From the outset, we were keen to do more than provide the space for ‘rapid response’. We also wanted to be able to store responses in an archive so that nothing would be forgotten. Just like the world wars, this pandemic is a moment for radical thinking, nothing will be the same again and there are many lessons to be learnt: for starters, you cannot privatise and viciously cut the NHS without killing people. The links can now clearly be seen because they apply to all, whereas before it was the BME/working class, women in particular, who have always borne the brunt, so sustained attention was not paid. We have quickly seen how a society cannot thrive on the basis of individualism; it is remarkable how social solidarity (e.g. evidence from the 750k volunteers and the 3,400 local mutual aid associations that have sprung up in the UK) has been maintained over the years of sustained attack. We also wanted to help “change the narrative” on care. Without care in its different forms the world would stop. The labour of care is finally being publicly recognised: clap for carers, badges for carers, etc. We don’t want these gestures to remain gestures. Our values will change as a result of this pandemic. We will see what really matters, what counts and who cares. But will value?

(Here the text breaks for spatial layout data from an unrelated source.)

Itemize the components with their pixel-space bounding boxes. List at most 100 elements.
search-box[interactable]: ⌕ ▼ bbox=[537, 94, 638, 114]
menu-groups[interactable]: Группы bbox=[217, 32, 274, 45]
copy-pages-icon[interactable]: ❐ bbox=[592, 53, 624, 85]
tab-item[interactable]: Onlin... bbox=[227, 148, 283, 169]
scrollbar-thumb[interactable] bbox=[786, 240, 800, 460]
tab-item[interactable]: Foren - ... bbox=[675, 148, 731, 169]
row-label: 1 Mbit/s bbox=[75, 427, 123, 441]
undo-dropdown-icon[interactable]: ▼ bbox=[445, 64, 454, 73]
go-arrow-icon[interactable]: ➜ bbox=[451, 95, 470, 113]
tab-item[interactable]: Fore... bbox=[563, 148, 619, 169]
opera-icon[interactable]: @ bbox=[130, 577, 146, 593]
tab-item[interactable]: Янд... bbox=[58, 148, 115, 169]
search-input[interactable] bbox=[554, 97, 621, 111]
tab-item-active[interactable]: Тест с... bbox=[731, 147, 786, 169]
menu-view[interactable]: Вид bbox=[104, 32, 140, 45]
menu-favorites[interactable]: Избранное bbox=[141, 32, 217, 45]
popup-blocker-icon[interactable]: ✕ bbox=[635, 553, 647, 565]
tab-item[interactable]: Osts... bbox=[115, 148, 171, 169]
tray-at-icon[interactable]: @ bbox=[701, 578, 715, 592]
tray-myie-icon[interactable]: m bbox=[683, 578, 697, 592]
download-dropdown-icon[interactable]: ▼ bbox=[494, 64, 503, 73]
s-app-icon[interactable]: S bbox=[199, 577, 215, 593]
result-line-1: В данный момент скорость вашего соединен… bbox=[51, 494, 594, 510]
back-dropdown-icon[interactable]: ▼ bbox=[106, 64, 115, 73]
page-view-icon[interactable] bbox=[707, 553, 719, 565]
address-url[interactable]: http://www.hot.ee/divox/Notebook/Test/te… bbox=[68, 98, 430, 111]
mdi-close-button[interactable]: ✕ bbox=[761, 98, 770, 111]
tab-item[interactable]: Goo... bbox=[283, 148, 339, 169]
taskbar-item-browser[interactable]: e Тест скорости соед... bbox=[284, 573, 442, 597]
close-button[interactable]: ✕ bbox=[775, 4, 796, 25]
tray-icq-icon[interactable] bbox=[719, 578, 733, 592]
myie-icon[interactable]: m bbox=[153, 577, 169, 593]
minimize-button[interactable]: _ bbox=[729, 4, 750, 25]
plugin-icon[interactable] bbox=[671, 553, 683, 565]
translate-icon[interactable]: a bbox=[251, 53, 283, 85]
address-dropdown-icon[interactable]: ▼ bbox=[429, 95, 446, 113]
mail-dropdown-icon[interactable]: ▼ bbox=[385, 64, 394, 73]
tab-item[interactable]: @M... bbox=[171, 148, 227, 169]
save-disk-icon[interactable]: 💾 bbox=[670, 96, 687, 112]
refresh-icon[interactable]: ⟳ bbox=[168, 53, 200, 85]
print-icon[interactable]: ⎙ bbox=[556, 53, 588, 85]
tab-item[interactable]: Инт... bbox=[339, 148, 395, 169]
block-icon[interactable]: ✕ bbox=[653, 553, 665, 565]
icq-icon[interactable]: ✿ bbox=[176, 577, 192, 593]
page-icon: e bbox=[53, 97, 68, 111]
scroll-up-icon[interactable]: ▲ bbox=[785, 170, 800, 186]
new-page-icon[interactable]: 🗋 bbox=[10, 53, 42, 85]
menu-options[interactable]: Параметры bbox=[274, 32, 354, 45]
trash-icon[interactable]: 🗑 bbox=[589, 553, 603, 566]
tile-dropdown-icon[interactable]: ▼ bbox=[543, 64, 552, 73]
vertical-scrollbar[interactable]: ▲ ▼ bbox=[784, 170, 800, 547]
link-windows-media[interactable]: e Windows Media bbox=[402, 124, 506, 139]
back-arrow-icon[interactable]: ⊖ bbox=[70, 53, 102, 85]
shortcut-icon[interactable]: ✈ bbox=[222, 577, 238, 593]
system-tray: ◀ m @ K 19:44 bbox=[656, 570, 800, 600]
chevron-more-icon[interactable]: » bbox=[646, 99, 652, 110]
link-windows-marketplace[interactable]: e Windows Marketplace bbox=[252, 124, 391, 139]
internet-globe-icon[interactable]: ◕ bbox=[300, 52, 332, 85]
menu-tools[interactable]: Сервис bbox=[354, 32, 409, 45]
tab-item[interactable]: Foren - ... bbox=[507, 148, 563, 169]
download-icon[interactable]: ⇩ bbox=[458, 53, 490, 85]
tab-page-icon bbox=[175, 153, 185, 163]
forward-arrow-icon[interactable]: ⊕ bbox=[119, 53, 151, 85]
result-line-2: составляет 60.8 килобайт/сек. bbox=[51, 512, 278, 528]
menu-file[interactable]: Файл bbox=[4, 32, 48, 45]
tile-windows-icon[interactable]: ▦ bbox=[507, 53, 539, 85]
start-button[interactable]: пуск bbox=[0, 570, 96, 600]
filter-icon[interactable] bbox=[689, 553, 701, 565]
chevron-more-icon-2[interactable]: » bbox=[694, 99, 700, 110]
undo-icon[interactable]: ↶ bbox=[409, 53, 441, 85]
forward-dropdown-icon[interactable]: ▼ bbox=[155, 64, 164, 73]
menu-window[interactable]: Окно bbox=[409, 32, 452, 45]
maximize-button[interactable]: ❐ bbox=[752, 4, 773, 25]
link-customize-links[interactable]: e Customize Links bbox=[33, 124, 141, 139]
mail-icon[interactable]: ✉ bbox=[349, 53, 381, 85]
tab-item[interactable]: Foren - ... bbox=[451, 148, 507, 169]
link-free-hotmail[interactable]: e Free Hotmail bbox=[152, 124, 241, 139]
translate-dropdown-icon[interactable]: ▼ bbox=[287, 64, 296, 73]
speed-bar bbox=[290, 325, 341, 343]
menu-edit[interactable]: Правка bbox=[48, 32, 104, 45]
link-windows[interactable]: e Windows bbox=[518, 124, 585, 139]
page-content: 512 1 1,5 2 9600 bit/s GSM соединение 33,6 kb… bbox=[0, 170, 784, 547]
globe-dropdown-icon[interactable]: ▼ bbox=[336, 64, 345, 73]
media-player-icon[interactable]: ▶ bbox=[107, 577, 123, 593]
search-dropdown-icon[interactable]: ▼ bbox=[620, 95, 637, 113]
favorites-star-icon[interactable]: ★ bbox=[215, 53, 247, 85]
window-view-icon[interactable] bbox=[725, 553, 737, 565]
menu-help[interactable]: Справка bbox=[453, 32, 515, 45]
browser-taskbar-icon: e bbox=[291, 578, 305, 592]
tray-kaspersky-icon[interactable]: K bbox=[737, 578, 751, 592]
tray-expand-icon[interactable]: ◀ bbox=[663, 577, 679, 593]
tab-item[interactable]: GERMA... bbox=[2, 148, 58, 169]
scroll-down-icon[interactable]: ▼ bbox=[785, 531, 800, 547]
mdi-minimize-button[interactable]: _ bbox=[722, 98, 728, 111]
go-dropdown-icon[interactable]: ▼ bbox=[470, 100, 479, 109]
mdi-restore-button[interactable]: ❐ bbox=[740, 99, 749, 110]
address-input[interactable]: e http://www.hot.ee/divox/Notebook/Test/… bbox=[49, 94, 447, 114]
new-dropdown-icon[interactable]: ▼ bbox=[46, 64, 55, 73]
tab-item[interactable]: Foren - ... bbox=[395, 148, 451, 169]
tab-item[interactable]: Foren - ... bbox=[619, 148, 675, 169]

We have already learnt that bumbling charisma may work for single issue political campaigning in mainstream media devoid of investigative journalism, but not for good governance. We need to remember how populist politics is literally killing people. We want to witness these moments the present so we can begin to build a better future, one in which we do not subject the elderly and the vulnerable to genocide by poor government.

Behind the scenes

Getting to the stage of launching Solidarity and Care during the COVID-19 pandemic has taken a small team drawn from within The Sociological Review and beyond, who have been working very hard to design, develop and build the infrastructure that supports the project. They have been indefatigable, even whilst dealing with first-hand responses to COVID-19. They include Dr Erica Lagalisse (Editor and Project Researcher), Dr Attila Szanto (Project Manager), Dr Simon Yuill (Software consultant), Neil Scott (Website developer), Dr Michaela Benson (Editor-in-Chief, The Sociological Review), Zoe Walshe (Digital Content Officer), Dr Paul Jones (Digital Editor, The Sociological Review), Sarah Perry (Digital Engagement Fellow), Laura Harris (Digital Engagement Fellow), and me, Professor Bev Skeggs (Project Lead).


Professor Bev Skeggs

Bev Skeggs is project lead for Solidarity and Care during the COVID-19 Pandemic.